Scandaleusement vivante.
Sous la mer noire, le Reste ouvrit son œil.
Mais cette fois, il ne regarda pas Null.
Il regarda la pousse.
Et dans sa profondeur rouge, quelque chose qui ressemblait à de la surprise passa. Ghost parla très bas :
— Null. Nous devons envisager l'hypothèse que ton univers n'est pas le seul commencement en cours.
Echo murmura :
— Un autre créateur ?
Null fixa la petite île de terre.
— Peut-être.
La pousse verte frissonna.
Au même moment, sur le Premier Monde, Maé se réveilla.
Elle était au bord du gouffre des Absents. Sahel dormait près du feu. Le fleuve chantait dans le noir.
Elle entendit une voix.
Pas Null.
Pas Ghost.
Pas le Reste.
Une voix douce, sèche, pleine de sable et d'étoiles.
— Tous les mondes ne naissent pas d'une faute.
Maé ouvrit les yeux.
Devant elle, sur la rive, une petite plante verte venait de pousser entre deux pierres rouges.
Elle tendit la main.
Sahel se réveilla aussitôt.
— Qu'est-ce que c'est encore ?
Maé toucha la feuille.
Une vision la traversa.
Des milliers de mondes, non pas créés par un seul être, mais semés par des mains inconnues, par des hasards patients, par des douleurs qui n'avaient pas besoin de devenir mythes.
Elle retira sa main, bouleversée.
— Je crois que l'univers n'est pas une page blanche.
Sahel soupira.
— Evidemment.

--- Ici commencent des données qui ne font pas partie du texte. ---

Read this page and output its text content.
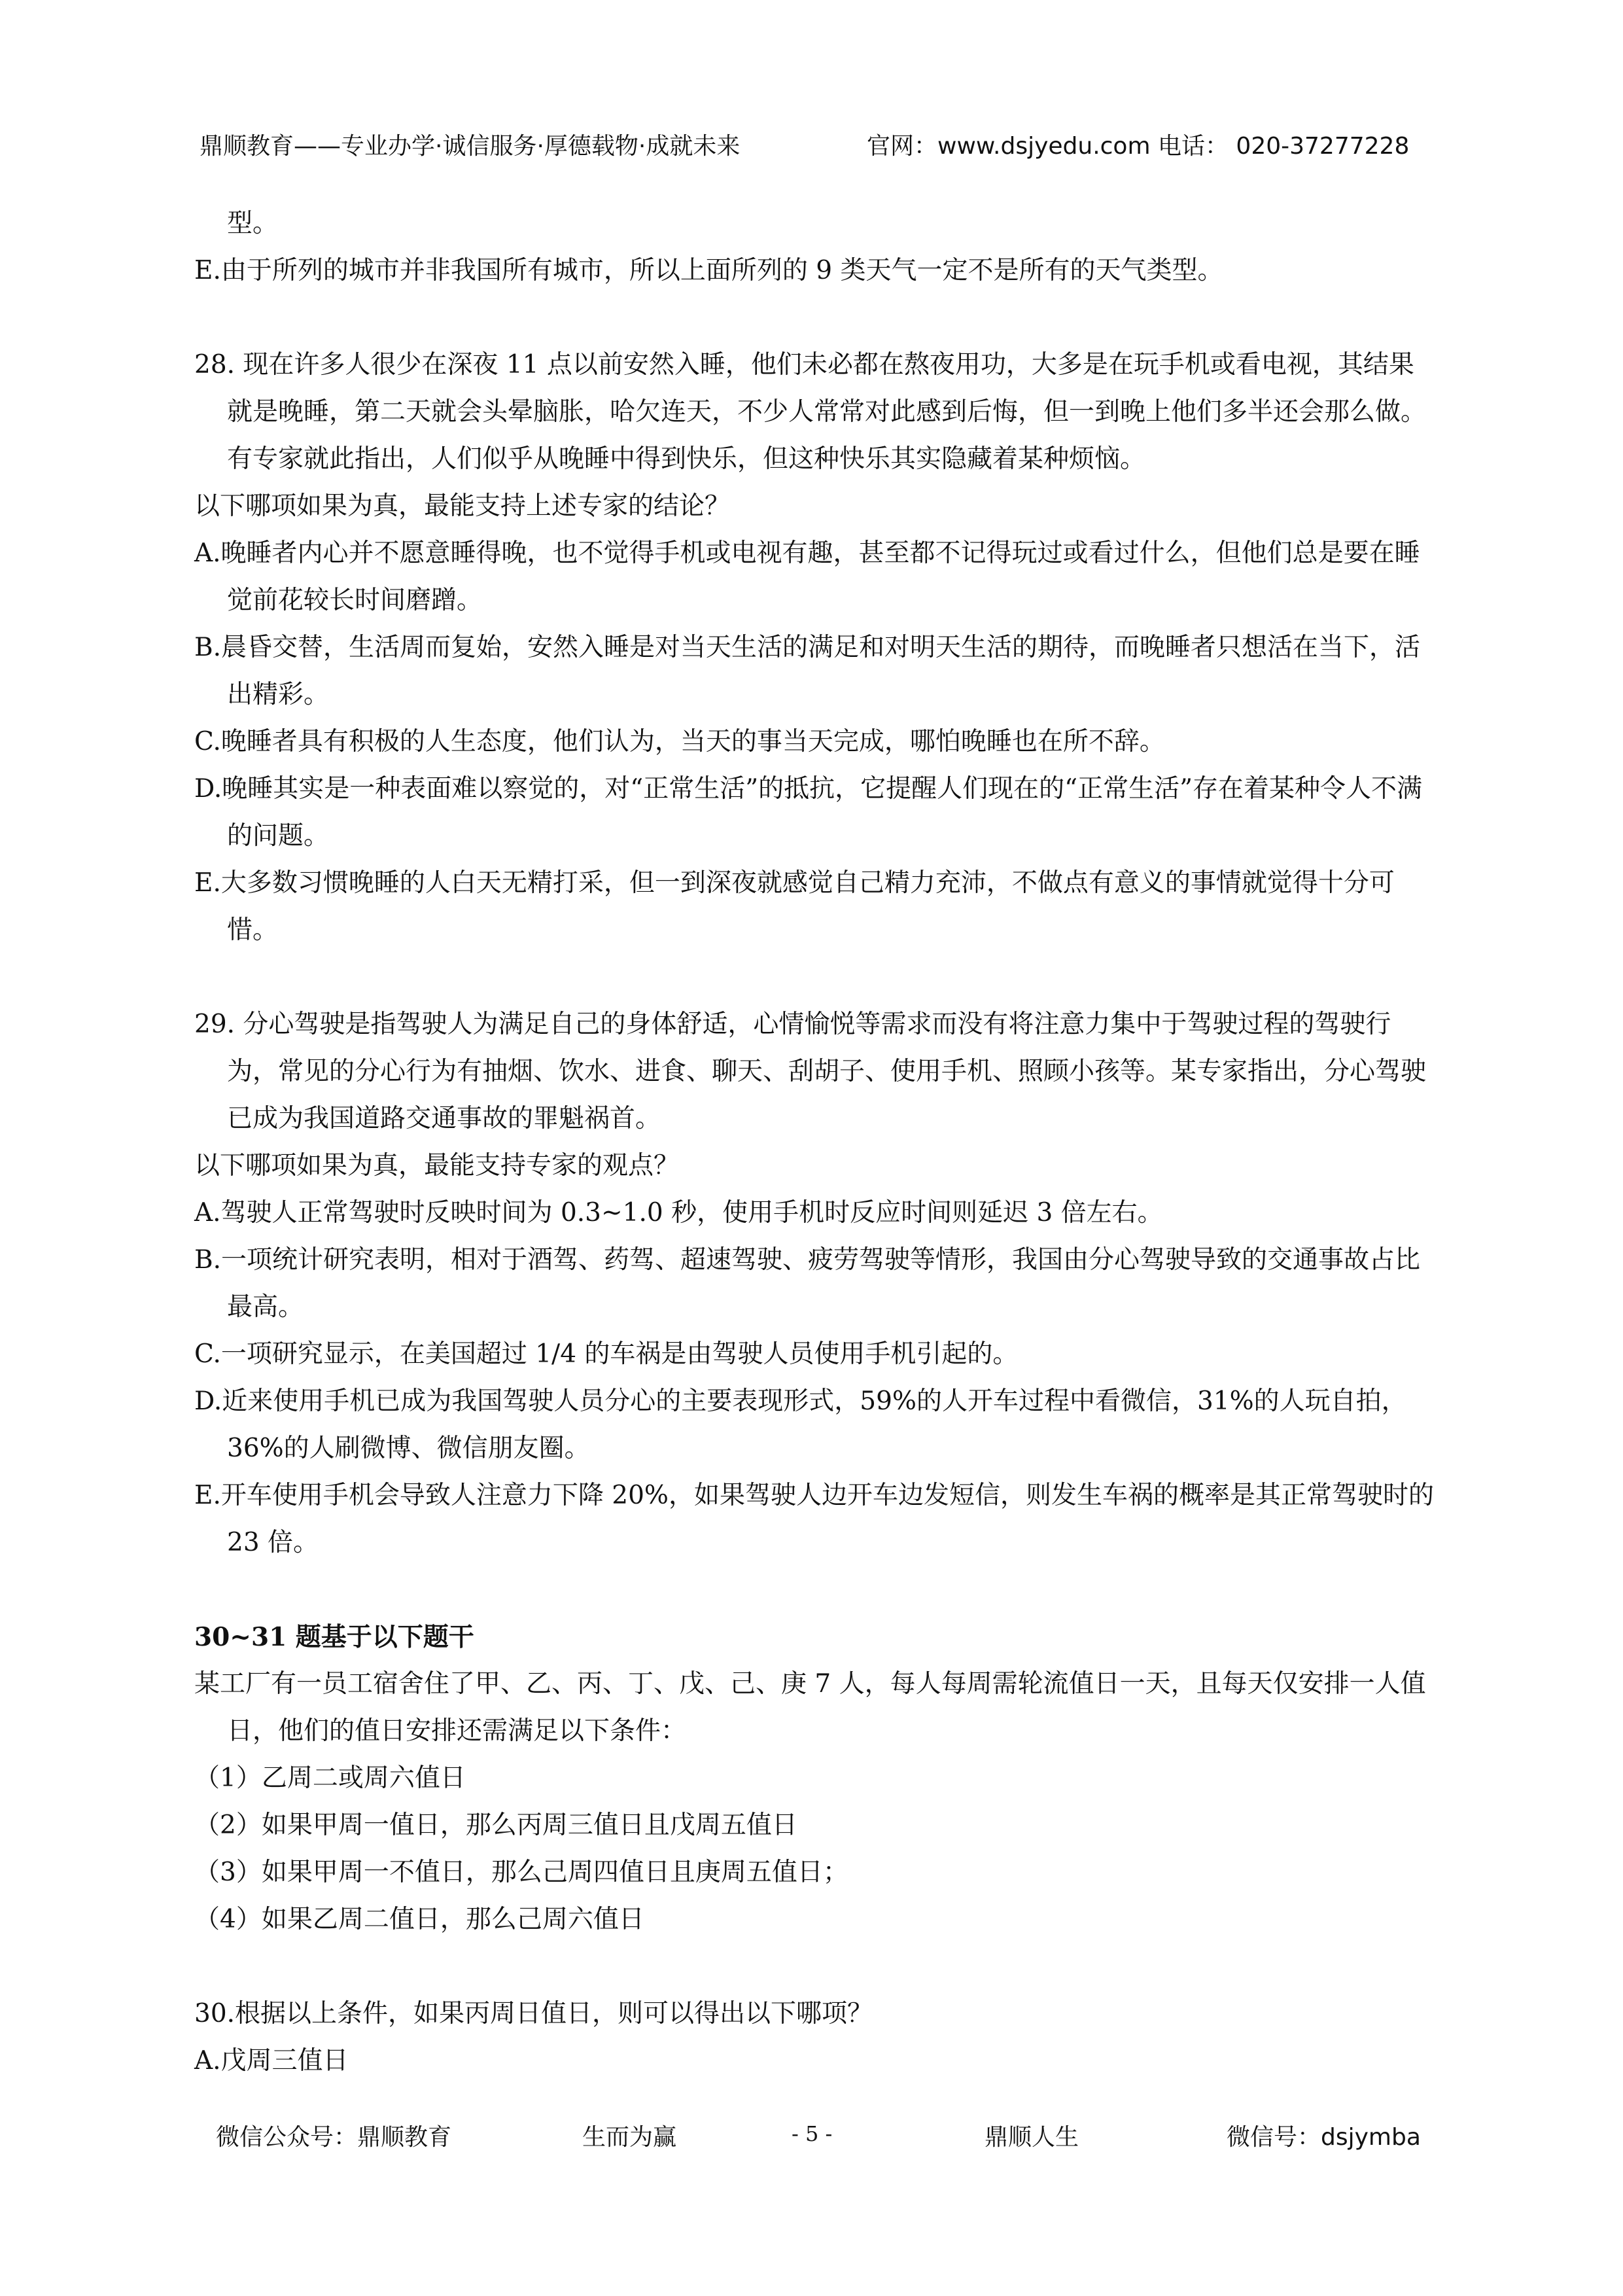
鼎顺教育——专业办学·诚信服务·厚德载物·成就未来	官网：www.dsjyedu.com 电话： 020-37277228

型。

E.由于所列的城市并非我国所有城市，所以上面所列的 9 类天气一定不是所有的天气类型。

28. 现在许多人很少在深夜 11 点以前安然入睡，他们未必都在熬夜用功，大多是在玩手机或看电视，其结果就是晚睡，第二天就会头晕脑胀，哈欠连天，不少人常常对此感到后悔，但一到晚上他们多半还会那么做。有专家就此指出，人们似乎从晚睡中得到快乐，但这种快乐其实隐藏着某种烦恼。

以下哪项如果为真，最能支持上述专家的结论？

A.晚睡者内心并不愿意睡得晚，也不觉得手机或电视有趣，甚至都不记得玩过或看过什么，但他们总是要在睡觉前花较长时间磨蹭。

B.晨昏交替，生活周而复始，安然入睡是对当天生活的满足和对明天生活的期待，而晚睡者只想活在当下，活出精彩。

C.晚睡者具有积极的人生态度，他们认为，当天的事当天完成，哪怕晚睡也在所不辞。

D.晚睡其实是一种表面难以察觉的，对“正常生活”的抵抗，它提醒人们现在的“正常生活”存在着某种令人不满的问题。

E.大多数习惯晚睡的人白天无精打采，但一到深夜就感觉自己精力充沛，不做点有意义的事情就觉得十分可惜。

29. 分心驾驶是指驾驶人为满足自己的身体舒适，心情愉悦等需求而没有将注意力集中于驾驶过程的驾驶行为，常见的分心行为有抽烟、饮水、进食、聊天、刮胡子、使用手机、照顾小孩等。某专家指出，分心驾驶已成为我国道路交通事故的罪魁祸首。

以下哪项如果为真，最能支持专家的观点？

A.驾驶人正常驾驶时反映时间为 0.3~1.0 秒，使用手机时反应时间则延迟 3 倍左右。

B.一项统计研究表明，相对于酒驾、药驾、超速驾驶、疲劳驾驶等情形，我国由分心驾驶导致的交通事故占比最高。

C.一项研究显示，在美国超过 1/4 的车祸是由驾驶人员使用手机引起的。

D.近来使用手机已成为我国驾驶人员分心的主要表现形式，59%的人开车过程中看微信，31%的人玩自拍，36%的人刷微博、微信朋友圈。

E.开车使用手机会导致人注意力下降 20%，如果驾驶人边开车边发短信，则发生车祸的概率是其正常驾驶时的 23 倍。

30~31 题基于以下题干

某工厂有一员工宿舍住了甲、乙、丙、丁、戊、己、庚 7 人，每人每周需轮流值日一天，且每天仅安排一人值日，他们的值日安排还需满足以下条件：

（1）乙周二或周六值日

（2）如果甲周一值日，那么丙周三值日且戊周五值日

（3）如果甲周一不值日，那么己周四值日且庚周五值日；

（4）如果乙周二值日，那么己周六值日

30.根据以上条件，如果丙周日值日，则可以得出以下哪项？

A.戊周三值日

微信公众号：鼎顺教育	生而为赢	- 5 -	鼎顺人生	微信号：dsjymba
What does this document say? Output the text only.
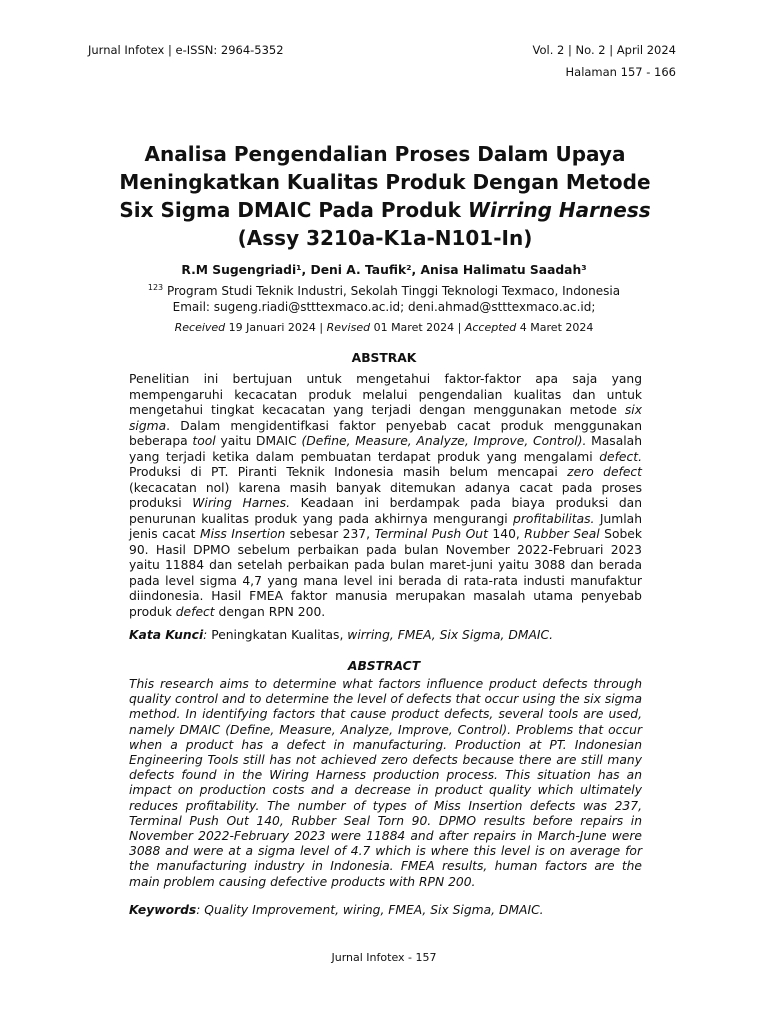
Jurnal Infotex | e-ISSN: 2964-5352	Vol. 2 | No. 2 | April 2024
Halaman 157 - 166
Analisa Pengendalian Proses Dalam Upaya
Meningkatkan Kualitas Produk Dengan Metode
Six Sigma DMAIC Pada Produk Wirring Harness
(Assy 3210a-K1a-N101-In)
R.M Sugengriadi¹, Deni A. Taufik², Anisa Halimatu Saadah³
$^{123}$ Program Studi Teknik Industri, Sekolah Tinggi Teknologi Texmaco, Indonesia
Email: sugeng.riadi@stttexmaco.ac.id; deni.ahmad@stttexmaco.ac.id;
Received 19 Januari 2024 | Revised 01 Maret 2024 | Accepted 4 Maret 2024
ABSTRAK
Penelitian ini bertujuan untuk mengetahui faktor-faktor apa saja yang mempengaruhi kecacatan produk melalui pengendalian kualitas dan untuk mengetahui tingkat kecacatan yang terjadi dengan menggunakan metode six sigma. Dalam mengidentifkasi faktor penyebab cacat produk menggunakan beberapa tool yaitu DMAIC (Define, Measure, Analyze, Improve, Control). Masalah yang terjadi ketika dalam pembuatan terdapat produk yang mengalami defect. Produksi di PT. Piranti Teknik Indonesia masih belum mencapai zero defect (kecacatan nol) karena masih banyak ditemukan adanya cacat pada proses produksi Wiring Harnes. Keadaan ini berdampak pada biaya produksi dan penurunan kualitas produk yang pada akhirnya mengurangi profitabilitas. Jumlah jenis cacat Miss Insertion sebesar 237, Terminal Push Out 140, Rubber Seal Sobek 90. Hasil DPMO sebelum perbaikan pada bulan November 2022-Februari 2023 yaitu 11884 dan setelah perbaikan pada bulan maret-juni yaitu 3088 dan berada pada level sigma 4,7 yang mana level ini berada di rata-rata industi manufaktur diindonesia. Hasil FMEA faktor manusia merupakan masalah utama penyebab produk defect dengan RPN 200.
Kata Kunci: Peningkatan Kualitas, wirring, FMEA, Six Sigma, DMAIC.
ABSTRACT
This research aims to determine what factors influence product defects through quality control and to determine the level of defects that occur using the six sigma method. In identifying factors that cause product defects, several tools are used, namely DMAIC (Define, Measure, Analyze, Improve, Control). Problems that occur when a product has a defect in manufacturing. Production at PT. Indonesian Engineering Tools still has not achieved zero defects because there are still many defects found in the Wiring Harness production process. This situation has an impact on production costs and a decrease in product quality which ultimately reduces profitability. The number of types of Miss Insertion defects was 237, Terminal Push Out 140, Rubber Seal Torn 90. DPMO results before repairs in November 2022-February 2023 were 11884 and after repairs in March-June were 3088 and were at a sigma level of 4.7 which is where this level is on average for the manufacturing industry in Indonesia. FMEA results, human factors are the main problem causing defective products with RPN 200.
Keywords: Quality Improvement, wiring, FMEA, Six Sigma, DMAIC.
Jurnal Infotex - 157
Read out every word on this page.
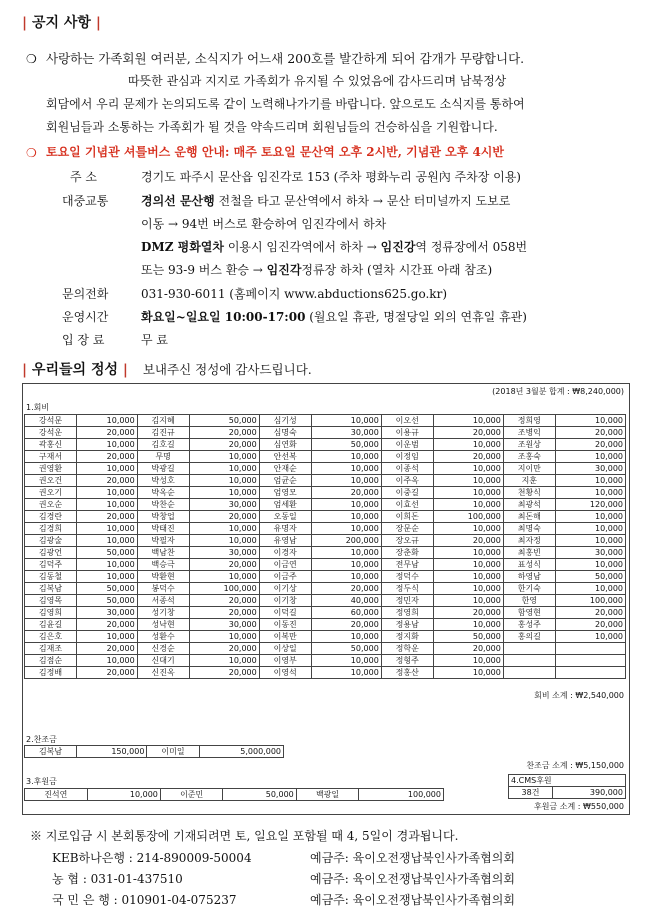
| 공지 사항 |
❍ 사랑하는 가족회원 여러분, 소식지가 어느새 200호를 발간하게 되어 감개가 무량합니다.
따뜻한 관심과 지지로 가족회가 유지될 수 있었음에 감사드리며 남북정상
회담에서 우리 문제가 논의되도록 같이 노력해나가기를 바랍니다. 앞으로도 소식지를 통하여
회원님들과 소통하는 가족회가 될 것을 약속드리며 회원님들의 건승하심을 기원합니다.
❍ 토요일 기념관 셔틀버스 운행 안내: 매주 토요일 문산역 오후 2시반, 기념관 오후 4시반
주 소	경기도 파주시 문산읍 임진각로 153 (주차 평화누리 공원內 주차장 이용)
대중교통	경의선 문산행 전철을 타고 문산역에서 하차 → 문산 터미널까지 도보로
이동 → 94번 버스로 환승하여 임진각에서 하차
DMZ 평화열차 이용시 임진각역에서 하차 → 임진강역 정류장에서 058번
또는 93-9 버스 환승 → 임진각정류장 하차 (열차 시간표 아래 참조)
문의전화	031-930-6011 (홈페이지 www.abductions625.go.kr)
운영시간	화요일~일요일 10:00-17:00 (월요일 휴관, 명절당일 외의 연휴일 휴관)
입 장 료	무 료
| 우리들의 정성 | 보내주신 정성에 감사드립니다.
(2018년 3월분 합계 : ₩8,240,000)
1.회비
강석문	10,000	김지혜	50,000	심기성	10,000	이오선	10,000	정희영	10,000
강석운	20,000	김진규	20,000	심명숙	30,000	이용규	20,000	조병익	20,000
곽홍신	10,000	김호길	20,000	심연화	50,000	이운범	10,000	조원상	20,000
구재서	20,000	무명	10,000	안선복	10,000	이정임	20,000	조홍숙	10,000
권영환	10,000	박광길	10,000	안재순	10,000	이종석	10,000	지이만	30,000
권오건	20,000	박성호	10,000	엄균순	10,000	이주옥	10,000	지훈	10,000
권오기	10,000	박옥순	10,000	엄영모	20,000	이중길	10,000	천황식	10,000
권오순	10,000	박찬순	30,000	엄세환	10,000	이효선	10,000	최광석	120,000
김경란	20,000	박창업	20,000	오동일	10,000	이희돈	100,000	최돈해	10,000
김경희	10,000	박태진	10,000	유명자	10,000	장문순	10,000	최명숙	10,000
김광술	10,000	박필자	10,000	유영남	200,000	장오규	20,000	최자정	10,000
김광언	50,000	백남찬	30,000	이경자	10,000	장춘화	10,000	최홍빈	30,000
김덕주	10,000	백승극	20,000	이금연	10,000	전무남	10,000	표성식	10,000
김동철	10,000	박환현	10,000	이금주	10,000	정덕수	10,000	하영남	50,000
김복남	50,000	봉덕수	100,000	이기상	20,000	정두식	10,000	한기숙	10,000
김영목	50,000	서종석	20,000	이기창	40,000	정민자	10,000	한영	100,000
김영희	30,000	성기창	20,000	이덕길	60,000	정영희	20,000	함영현	20,000
김윤길	20,000	성낙현	30,000	이동진	20,000	정용남	10,000	홍성주	20,000
김은호	10,000	성환수	10,000	이복만	10,000	정지화	50,000	홍의길	10,000
김재조	20,000	신경순	20,000	이상일	50,000	정학운	20,000		
김점순	10,000	신대기	10,000	이영부	10,000	정형주	10,000		
김정배	20,000	신진옥	20,000	이영석	10,000	정홍산	10,000		
회비 소계 : ₩2,540,000
2.찬조금
김복남	150,000	이미일	5,000,000
찬조금 소계 : ₩5,150,000
3.후원금
진석연	10,000	이준민	50,000	백광일	100,000
4.CMS후원
38건	390,000
후원금 소계 : ₩550,000
※ 지로입금 시 본회통장에 기재되려면 토, 일요일 포함될 때 4, 5일이 경과됩니다.
KEB하나은행 : 214-890009-50004	예금주: 육이오전쟁납북인사가족협의회
농 협 : 031-01-437510	예금주: 육이오전쟁납북인사가족협의회
국 민 은 행 : 010901-04-075237	예금주: 육이오전쟁납북인사가족협의회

Il fallait bien que la page ait elle aussi une histoire.
Sur l'île, Null entendit l'écho de cette phrase.
Il regarda la pousse verte.
Puis l'arbre blanc.
Puis la mer noire.
Puis l'endroit où dormait le Reste.
Il comprit que son erreur la plus profonde n'était peut-être pas d'avoir cru pouvoir créer un meilleur univers.
C'était d'avoir cru que le nouvel univers commençait avec lui.
La pousse verte s'ouvrit.
Dans son cœur minuscule apparut un symbole.
Un cercle.
Pas fermé.
Un cercle fendu par une ligne de lumière. Ghost demanda :
— Nouvelle loi ?
Null secoua la tête.
— Non.
Echo regarda le symbole.
— Alors quoi ?
Null répondit :
— Une invitation.
Très loin, au-delà des étoiles encore jeunes, quelque chose semait.
Et pour la première fois depuis la fin de l'ancien univers, Null n'était pas sûr d'être attendu comme juge, menace, créateur ou faute.
Peut-être était-il simplement invité.
Ce qui était infiniment plus dangereux.